I was in the shower this morning, listening to GlassWorks and trying to remember an old Knock Knock Joke I’d heard about Philip Glass. I knew it played off his repetitive musical structure, but I couldn’t remember exactly which part of the joke repeated – and I kept getting it confused with the “orange-cha glad I didn’t say ‘banana’” punchline. It occurred to me that I could probably finish my shower, hop down to my office, type in Philip Glass Knock Knock Joke and get exactly the information I was looking for.
And for some reason, this realization made me a little depressed.

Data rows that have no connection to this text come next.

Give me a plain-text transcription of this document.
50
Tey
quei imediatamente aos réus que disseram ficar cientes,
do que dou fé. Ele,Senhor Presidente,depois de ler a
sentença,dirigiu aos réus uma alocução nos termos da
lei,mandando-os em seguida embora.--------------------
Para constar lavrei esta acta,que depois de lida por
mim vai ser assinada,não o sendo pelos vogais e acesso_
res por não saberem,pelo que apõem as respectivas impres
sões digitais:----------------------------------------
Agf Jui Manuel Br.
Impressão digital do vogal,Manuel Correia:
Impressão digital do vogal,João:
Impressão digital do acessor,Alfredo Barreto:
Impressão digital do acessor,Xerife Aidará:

Not remembering the Philip Glass Knock Knock Joke is frustrating, yes, but it gives me the opportunity to suss out which of my friends know such silly nonsense. There’s a whole world of arcana that bonds me to people, it’s like Cultural Literacy Glue. Someone who knows and gets that Philip Glass Knock Knock Joke is a kindred spirit in some small way. It may be someone I play tennis with, or someone at my kid’s bus stop, but now I won’t ever find out because my question will already be answered before I even leave the house.
We all have our little repertoire of phrases that somehow communicate about a hundred times more than the words that they’re comprised of. They reference a time and an experience – presumably a shared experience – and bond us together, like secret passwords. But having that information so accessible on our phones and through our keyboards, it’s almost like it’s not our little secret anymore.
Does anyone understand what I’m talking about?